The results - which have ruled out a whopping 16 players (with subsequent reports indicating that many more may have fallen foul of the machine) - only confirms what football experts have known since Nigeria won the inaugural edition of this tournament in 1985 - we have NEVER won a youth tournament with genuine youngsters.
The hunger for undeserved laurels and filthy lucre - on the part of Nigeria's fraudulent officials - and a desire, on the part of age cheats, to play on the global stage and earn a professional football contract in Europe - has forged an unholy alliance between both parties that has done horrendous damage to the development of the country's football.
A tournament conceived by FIFA to help countries unearth talented teenagers that can play top level professional football for 14 or 15 years - or even more, if they have the good fortune of being away from the treatment table - has become a theatre of the absurd for Nigeria.

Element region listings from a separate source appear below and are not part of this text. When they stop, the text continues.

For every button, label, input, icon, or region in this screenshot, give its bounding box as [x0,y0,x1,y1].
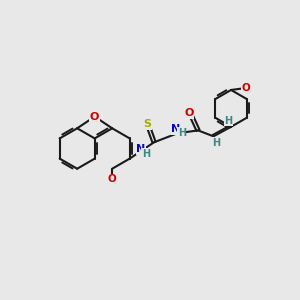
Text: N: N [136,144,146,154]
Text: H: H [224,116,232,126]
Text: H: H [178,128,186,138]
Text: O: O [108,174,117,184]
Text: O: O [184,108,194,118]
Text: H: H [212,138,220,148]
Text: O: O [242,83,250,94]
Text: S: S [143,119,151,129]
Text: H: H [142,149,150,159]
Text: O: O [90,112,99,122]
Text: N: N [171,124,180,134]
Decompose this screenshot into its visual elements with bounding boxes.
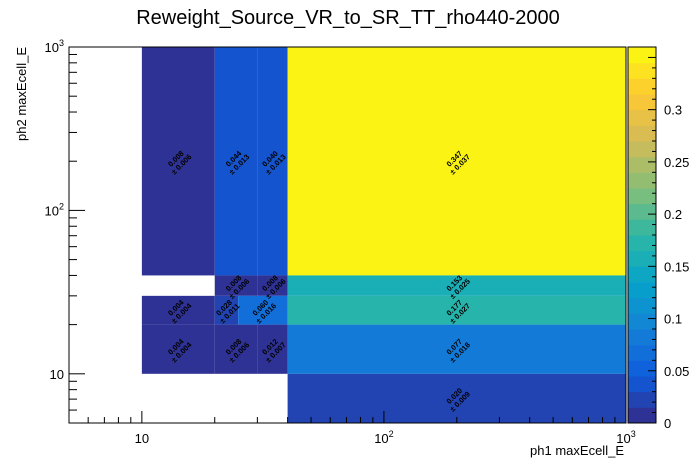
y-tick-label: 102 <box>45 201 64 218</box>
colorbar-segment <box>628 407 656 424</box>
colorbar-segment <box>628 78 656 95</box>
colorbar-segment <box>628 188 656 205</box>
heatmap-cell <box>141 295 215 325</box>
colorbar-segment <box>628 391 656 408</box>
x-axis-label: ph1 maxEcell_E <box>530 443 624 458</box>
y-tick-label: 103 <box>45 38 64 55</box>
colorbar-segment <box>628 141 656 158</box>
heatmap-cell <box>287 47 626 276</box>
heatmap-cell <box>214 47 258 276</box>
colorbar-segment <box>628 329 656 346</box>
colorbar-segment <box>628 313 656 330</box>
heatmap-cell <box>287 295 626 325</box>
heatmap-cell <box>214 295 239 325</box>
colorbar-tick-label: 0.3 <box>664 103 682 118</box>
x-tick-exponent: 3 <box>631 429 636 439</box>
colorbar-segment <box>628 219 656 236</box>
colorbar-segment <box>628 360 656 377</box>
colorbar-segment <box>628 156 656 173</box>
chart-title: Reweight_Source_VR_to_SR_TT_rho440-2000 <box>136 7 560 29</box>
heatmap-cell <box>141 47 215 276</box>
colorbar-segment <box>628 94 656 111</box>
x-tick-label: 10 <box>135 431 149 446</box>
heatmap-cell <box>214 275 258 296</box>
colorbar-segment <box>628 266 656 283</box>
colorbar-tick-label: 0.1 <box>664 312 682 327</box>
heatmap-cell <box>257 324 288 374</box>
heatmap-cell <box>287 324 626 374</box>
heatmap-cell <box>214 324 258 374</box>
colorbar-segment <box>628 109 656 126</box>
colorbar-tick-label: 0.2 <box>664 207 682 222</box>
heatmap-cell <box>257 275 288 296</box>
colorbar-tick-label: 0.05 <box>664 364 689 379</box>
colorbar-segment <box>628 376 656 393</box>
y-tick-label: 10 <box>50 367 64 382</box>
colorbar-tick-label: 0.25 <box>664 155 689 170</box>
x-tick-label: 102 <box>374 429 393 446</box>
heatmap-cell <box>257 47 288 276</box>
colorbar-segment <box>628 344 656 361</box>
colorbar-segment <box>628 250 656 267</box>
x-tick-exponent: 2 <box>389 429 394 439</box>
y-tick-exponent: 2 <box>59 201 64 211</box>
colorbar-segment <box>628 172 656 189</box>
colorbar-segment <box>628 235 656 252</box>
heatmap-cell <box>141 324 215 374</box>
colorbar-segment <box>628 125 656 142</box>
colorbar-segment <box>628 203 656 220</box>
plot-frame <box>68 46 627 424</box>
heatmap-cell <box>238 295 288 325</box>
heatmap-cells <box>141 47 626 423</box>
heatmap-cell <box>287 373 626 423</box>
colorbar-axis: 0 0.05 0.1 0.15 0.2 0.25 0.3 <box>648 46 689 431</box>
y-tick-exponent: 3 <box>59 38 64 48</box>
colorbar-tick-label: 0.15 <box>664 259 689 274</box>
colorbar-segment <box>628 62 656 79</box>
y-axis-label: ph2 maxEcell_E <box>14 47 29 141</box>
colorbar-segment <box>628 47 656 64</box>
heatmap-cell <box>287 275 626 296</box>
colorbar-segment <box>628 282 656 299</box>
x-axis: 10 102 103 <box>68 411 636 446</box>
colorbar <box>627 46 657 424</box>
colorbar-segment <box>628 297 656 314</box>
colorbar-tick-label: 0 <box>664 416 671 431</box>
y-axis: 10 102 103 <box>45 38 85 424</box>
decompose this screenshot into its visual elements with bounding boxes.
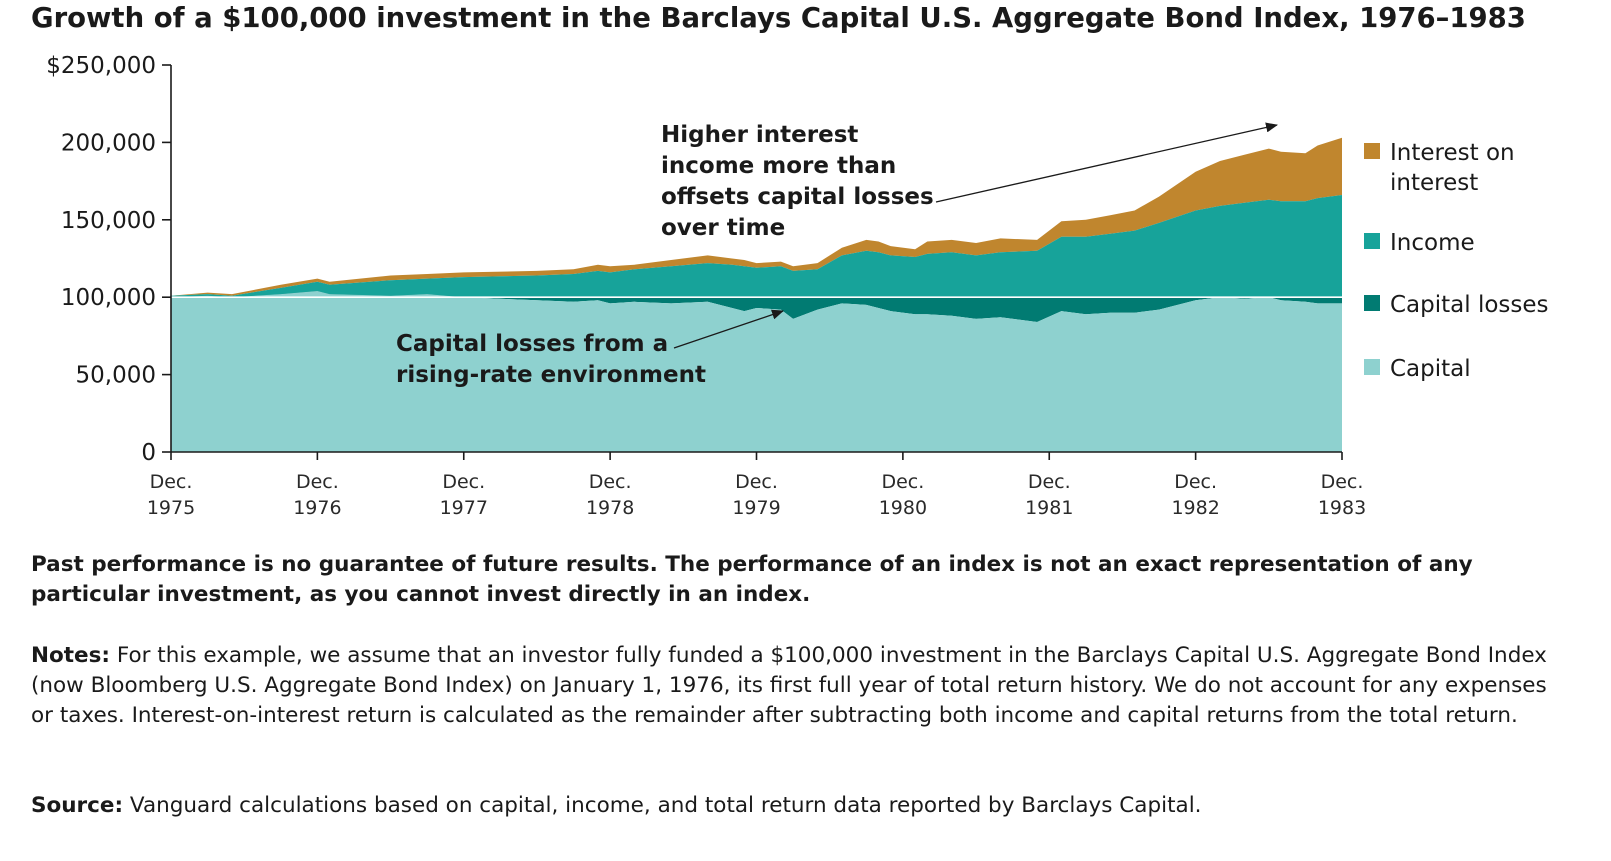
- annotation-capital-losses-arrow: [673, 309, 784, 349]
- y-tick-label: 150,000: [61, 208, 156, 234]
- legend-label-income: Income: [1390, 230, 1475, 256]
- legend-label-capital-losses: Capital losses: [1390, 292, 1549, 318]
- legend: Interest on interest Income Capital losses C…: [1364, 140, 1549, 382]
- capital-area: [171, 291, 1342, 452]
- annotation-capital-losses-text: rising-rate environment: [396, 362, 706, 388]
- chart-svg: $250,000 200,000 150,000 100,000 50,000 0 Dec.…: [46, 53, 1549, 519]
- x-tick-label: Dec.: [589, 471, 632, 493]
- y-tick-label: 200,000: [61, 130, 156, 156]
- area-layers: [171, 137, 1342, 452]
- annotations: Higher interest income more than offsets c…: [396, 122, 1278, 388]
- x-tick-label: 1976: [293, 497, 341, 519]
- y-tick-label: 0: [141, 440, 156, 466]
- annotation-interest-text: Higher interest: [661, 122, 858, 148]
- chart-title: Growth of a $100,000 investment in the B…: [31, 2, 1526, 34]
- x-tick-label: 1979: [732, 497, 780, 519]
- notes-paragraph: Notes: For this example, we assume that …: [31, 641, 1571, 731]
- x-tick-label: Dec.: [296, 471, 339, 493]
- annotation-interest-arrow: [935, 122, 1278, 203]
- x-tick-label: Dec.: [735, 471, 778, 493]
- legend-swatch-capital: [1364, 359, 1380, 375]
- source-paragraph: Source: Vanguard calculations based on c…: [31, 791, 1571, 821]
- x-tick-label: Dec.: [1321, 471, 1364, 493]
- x-tick-label: Dec.: [881, 471, 924, 493]
- x-tick-label: Dec.: [1028, 471, 1071, 493]
- legend-label-interest-on-interest: interest: [1390, 170, 1478, 196]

Rather than engage in hard graft and create Golden Eaglets' teams from the depth of talent available in Nigeria's secondary schools - the only place where you can find players within the age bracket - national coaches have picked 'teenagers' playing league football, even when they know that it is a rarity - even in the most advanced football nations - for a 16 year-old to be playing against seasoned pros!
I have never told this story publicly before now - but I will today, after keeping silent for four years.
Obinna Nsofor, the striker who was supposed to have been a part of the Nigeria team that went to the 2005 World Youth Championship in Holland, did not go to that tournament because I had proof that he was involved in age cheating and I alerted Ibrahim Galadima, then Nigeria FA chairman, who ordered that he be dropped.
After the African Youth Championship in Benin, which took place before the WYC, I discovered Nsofor had two passports that had two different ages.
I was still with the BBC World Service and BBC Sport Interactive when hard documentary evidence of this came to my desk at Bush House and my knee-jerk reaction, at first, was to splash it on our website and run it as a hot news item on air.
But two of my younger colleagues - who knew that publishing the evidence will damage the player's career - pleaded that I keep it to myself, knowing that Nigeria would face a heavy sanction from FIFA if I published what I knew.
I agreed (I know I am going to be slated for this - and I will take the flak) but was determined that I will not let Nigeria go to the WYC with an age cheat, so I called Ibrahim Galadima, revealed what I knew and 'advised' that Nsofor be dropped.
Being an honourable man that was not ready to be complicit in a cheating scam - and probably guessing that I would have no choice but to blow the whistle if he did not heed my 'advice' - he ensured Nsofor's name was removed.
Suleiman David, who was the FA's technical committee chair at the time, confirmed he was aware of what happened and told me Galadima had a huge fight with Samson SiaSia, the manager of the U20 side, who was determined to take Nsofor to Holland but had no choice but to defer to the FA chairman's order.
Argentine Marcelo Houseman, who was Nsofor's preferred agent at the time (Eddie Nwafor, the Holland-based Nigerian agent, also had a contract to represent Nsofor!) emailed me to claim his 'client' was not involved in an age scam but when I presented him with a chance to put his claims to the test, he never contacted me again!
Nsofor could not help being dishonest and was subsequently sanctioned by FIFA for signing contract papers for two clubs, so the cheating chickens came home to roost for the "too-clever-by-half" striker in the end.
This tale is just a tip of the iceberg and I hope that other stories will come to light.
The culture of silence - or inaudible discontent - on age cheating has done Nigeria a terrible disservice and it is time for those who really care about Nigerian football to stand up and be counted. Only the truth will set us free.